Quelli per maschi di famiglie nobili o elevate sono dotati di  maestri saggi  e  severi  affiancati  da  uno  stuolo  di  assistenti.  Cibo e vestiario sono semplici e privi di ricercatezza.  Gli allievi  vengono allevati  nel rispetto dei principi dell’onore,  della giustizia,  del coraggio, della modestia, della clemenza, della religione e dell’amore per la propria terra;  inoltre si affida loro qualche cosa da fare  in ogni ora del giorno, ad eccezione di quando mangiano e dormono. Questi sono d’altra parte intervalli assai brevi,  ai quali andranno aggiunte due ore di svago, impiegate nel compiere esercizi fisici. Fino all’età di quattro anni ci sono degli uomini a vestirli, dopo di che, malgrado la loro elevata condizione sociale, devono farlo da soli; le donne che svolgono il loro servizio nelle  scuole,  tutte  sui  cinquanta  anni, compiono  soltanto  i servizi più umili.  Ai bambini non è concesso di conversare con la  servitù  e  si  divertono  in  gruppi  più  o  meno numerosi,  sempre  sotto gli occhi di un maestro o del suo assistente.  In questo modo si impedisce che ricevano le  deleterie  influenze  del vizio e della follia,  alle quali sono sottoposti i nostri bambini.  I genitori possono far visita ai figli solo due volte all’anno e per non più di un’ora;  è loro concesso di baciarli  solo  all’arrivo  e  alla partenza, mentre il maestro, presente a questi incontri, impedirà loro di  parlare  sottovoce  al  bambino,  di  usare vezzeggiativi nei suoi confronti, di portargli regali, giocattoli, dolciumi e roba simile.  La retta per il mantenimento e l’educazione dei figli è a  carico  dei genitori  e,  se  non  viene pagata,  se ne delega la riscossione agli esattori imperiali.

Gli asili per i figli della classe media, di mercanti,  commercianti e artigiani sono organizzati,  in proporzione, secondo lo stesso schema; i ragazzi avviati a qualche mestiere,  vanno a  fare  gli  apprendisti all’età  di  sette  anni,  mentre  i  figli  dei notabili continuano a studiare fino a quindici anni,  età che corrisponde a ventuno da  noi, ma la vita di collegio si fa meno rigida durante gli ultimi tre anni.  Negli  asili  femminili  le bambine di nobile famiglia vengono educate come  i  maschi,  con  la  sola  differenza  che  vengono  vestite  da inservienti  del loro sesso,  sempre al cospetto del maestro e del suo assistente,  finché non siano in grado di farlo  da  sole  all’età  di cinque anni.
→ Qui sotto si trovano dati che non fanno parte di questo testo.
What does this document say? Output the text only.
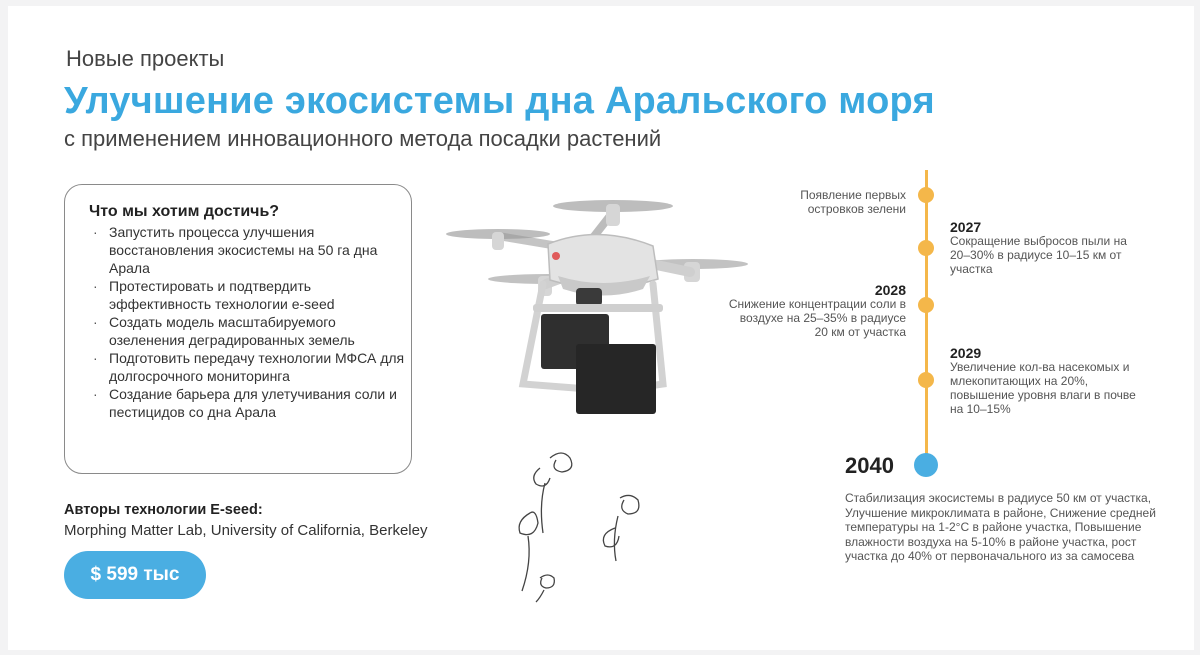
Новые проекты
Улучшение экосистемы дна Аральского моря
с применением инновационного метода посадки растений
Что мы хотим достичь?
· Запустить процесса улучшения восстановления экосистемы на 50 га дна Арала
· Протестировать и подтвердить эффективность технологии e-seed
· Создать модель масштабируемого озеленения деградированных земель
· Подготовить передачу технологии МФСА для долгосрочного мониторинга
· Создание барьера для улетучивания соли и пестицидов со дна Арала
Авторы технологии E-seed:
Morphing Matter Lab, University of California, Berkeley
$ 599 тыс
Появление первых островков зелени
2027
Сокращение выбросов пыли на 20–30% в радиусе 10–15 км от участка
2028
Снижение концентрации соли в воздухе на 25–35% в радиусе 20 км от участка
2029
Увеличение кол-ва насекомых и млекопитающих на 20%, повышение уровня влаги в почве на 10–15%
2040
Стабилизация экосистемы в радиусе 50 км от участка, Улучшение микроклимата в районе, Снижение средней температуры на 1-2°С в районе участка, Повышение влажности воздуха на 5-10% в районе участка, рост участка до 40% от первоначального из за самосева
Se qualcuna di queste inservienti cede alla tentazione di raccontare  alle  bambine  storie  paurose  o fiabesche,  oppure certi pettegolezzi che le cameriere comunemente divulgano,  vengono frustate in  pubblico per tre volte,  imprigionate per un anno e confinate vita natural durante nelle più squallide contrade del paese. In questo modo si insegna alle fanciulle, come ai maschi, a disprezzare la codardia e la frivolezza e a non curarsi degli ornamenti della  persona  che  non rientrino  nella  normale  decenza  e  pulizia.  Non ho notato nessuna differenza  nella  educazione  dei  due  sessi,  ad  esclusione  degli esercizi  fisici  che,  per le ragazze,  sono meno pesanti e di alcune nozioni di economia domestica impartite loro;  riducendo sensibilmente la  cultura  generale,  la  loro  massima è infatti che,  fra gente di rango,  una moglie deve essere sempre una saggia e piacevole compagna, dal  momento  che  la  sua  giovinezza  non  dura  in  eterno.  Quando raggiungono i dodici anni,  che  è  l’età  del  matrimonio  per  loro, tornano a casa,  mentre ai vivissimi ringraziamenti dei genitori e dei tutori,  nei confronti degli insegnanti,  si unisce il pianto  dirotto delle ragazze che danno l’addio alle compagne.  Negli  asili  per bambine di più umile rango si avviano le convittrici ai lavori che appropriati al loro sesso e alla loro condizione. Quelle che fanno le apprendiste, escono a sette anni, le altre restano fino a undici.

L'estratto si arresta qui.